Rollinat cultivait l’art de la pêche à la truite avec la même passion et la même habileté que celui de la strophe, et son génie d’invention comme cuisinier se manifestait aussi avec éclat dans la fabrication très compliquée de certains plats, auxquels il semblait, d’ailleurs, attacher plus de prix qu’aux meilleurs de ses poëmes, surtout à l’heure d’un bon déjeuner

Quand le soleil rit dans les coins.

C’est pendant l’une de ces agapes printanières que j’assistai, en compagnie de Claude Monet, de Gustave Geffroy, et, si mon souvenir est fidèle, de Maurice Hamel, au plus désopilant et au plus émouvant des spectacles.

Notre cher amphitryon, le soleil aidant, et aussi le bon vin de Touraine, venait de se livrer à quelques propos rabelaisiens, que Martin Luther eût sans doute appréciés, mais qui mirent hors de lui ce brave abbé Daure, d’habitude cependant fort indulgent pour son vieil ami. Mais, cette fois, il se leva brusquement, en jetant sa serviette sur la table, et, malgré tous nos efforts, il avait déjà pris sa canne et se disposait à nous quitter, lorsque Rollinat, bondissant vers son vieux piano, attaqua de sa voix merveilleuse, inclassable, voix éteinte, hélas ! avant l’invention du gramophone, le Parce Domine… avec une puissance d’expression telle que l’abbé Daure, vaincu et charmé, se jeta sur le poëte en le pressant dans ses bras, pendant que nous répétions en chœur le superbe chant de miséricorde.
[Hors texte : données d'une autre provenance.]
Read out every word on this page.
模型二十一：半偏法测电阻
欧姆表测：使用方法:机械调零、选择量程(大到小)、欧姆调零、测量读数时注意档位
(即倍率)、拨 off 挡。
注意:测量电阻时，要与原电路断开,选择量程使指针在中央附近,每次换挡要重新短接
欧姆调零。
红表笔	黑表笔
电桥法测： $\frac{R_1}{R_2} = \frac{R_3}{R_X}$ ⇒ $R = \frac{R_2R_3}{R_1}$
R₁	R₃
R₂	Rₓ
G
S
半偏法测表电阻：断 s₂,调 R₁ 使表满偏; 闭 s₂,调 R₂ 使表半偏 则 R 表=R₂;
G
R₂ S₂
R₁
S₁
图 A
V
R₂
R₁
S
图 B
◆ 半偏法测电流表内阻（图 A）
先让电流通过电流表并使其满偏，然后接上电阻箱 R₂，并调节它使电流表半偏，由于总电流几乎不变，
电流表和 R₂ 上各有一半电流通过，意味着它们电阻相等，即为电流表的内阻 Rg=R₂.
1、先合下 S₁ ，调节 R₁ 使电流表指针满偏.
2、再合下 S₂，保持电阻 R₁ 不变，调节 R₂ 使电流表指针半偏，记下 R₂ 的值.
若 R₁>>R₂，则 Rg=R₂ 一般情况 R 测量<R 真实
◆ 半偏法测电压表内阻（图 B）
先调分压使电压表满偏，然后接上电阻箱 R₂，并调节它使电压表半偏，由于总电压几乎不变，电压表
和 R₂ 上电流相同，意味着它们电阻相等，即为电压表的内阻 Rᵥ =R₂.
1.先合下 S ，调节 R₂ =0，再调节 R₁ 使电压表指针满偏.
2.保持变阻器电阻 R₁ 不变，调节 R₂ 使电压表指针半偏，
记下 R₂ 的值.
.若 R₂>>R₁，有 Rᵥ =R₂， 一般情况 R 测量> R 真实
Puis, ce fut presque religieusement, ce moment d’émotion passé, que nous vidâmes une nouvelle bouteille.

 

Remarque de Régis Crosnier : Même si Maurice Rollinat était très ami avec l’abbé Daure, curé de Fresselines, il est peu vraisemblable qu’il ait chanté ses propres poèmes dans l’église.

 

– Lucien Descaves, « Maurice Rollinat, personnage fantastique », Candide du 17 mai 1939, page 7.

(…) Quelques amis d’autrefois – je fus du nombre – iront le voir, l’été, ou bien réveillonner à « La Pouge », entendre dans l’église du village la messe de minuit dite par le bon curé Daure, avec Rollinat à l’harmonium. Il n’a plus désormais qu’une inspiratrice, la Nature, à laquelle tous ses livres seront implicitement dédiés.

C’est là que j’ai vécu, pendant huit jours, entre sa compagne et lui ; là que je l’ai vu au milieu des paysans et, délégué cantonal, recevoir sagement l’élève et ses parents. Je l’ai accompagné à la pêche ; je l’ai vu poser sa ligne pour saisir au vol une impression, écrire un vers, épingler un sujet de conte, sur des petits carnets de poche en ma possession. N’ai-je pas, cette année-là, rapporté de mon voyage un chien de sa chienne, Pistolet, qui me fut, d’ailleurs, bientôt volé !

De ce séjour à Fresselines, dans la petite maison rustique isolée que je n’ai pas reconnue, il y a deux ans, quand ses traits profanés eurent cessé de se refléter dans le miroir ébréché d’une eau morte ; de ce séjour, dis-je, je ne conserve plus, mais fulgurant, que le souvenir du poète retrouvant au piano, à la tombée du jour, des accents d’autrefois, non pas pour faire voler en éclats à mes oreilles les apparitions macabres et spectrales qui avaient séduit ses premiers admirateurs, mais pour en acquérir de nouveaux dans un autre domaine.
(…)

 

 

(NB : Ne figurent pas dans cette recherche les travaux des biographes de Maurice Rollinat comme Émile Vinchon, Hugues Lapaire ou Régis Miannay.)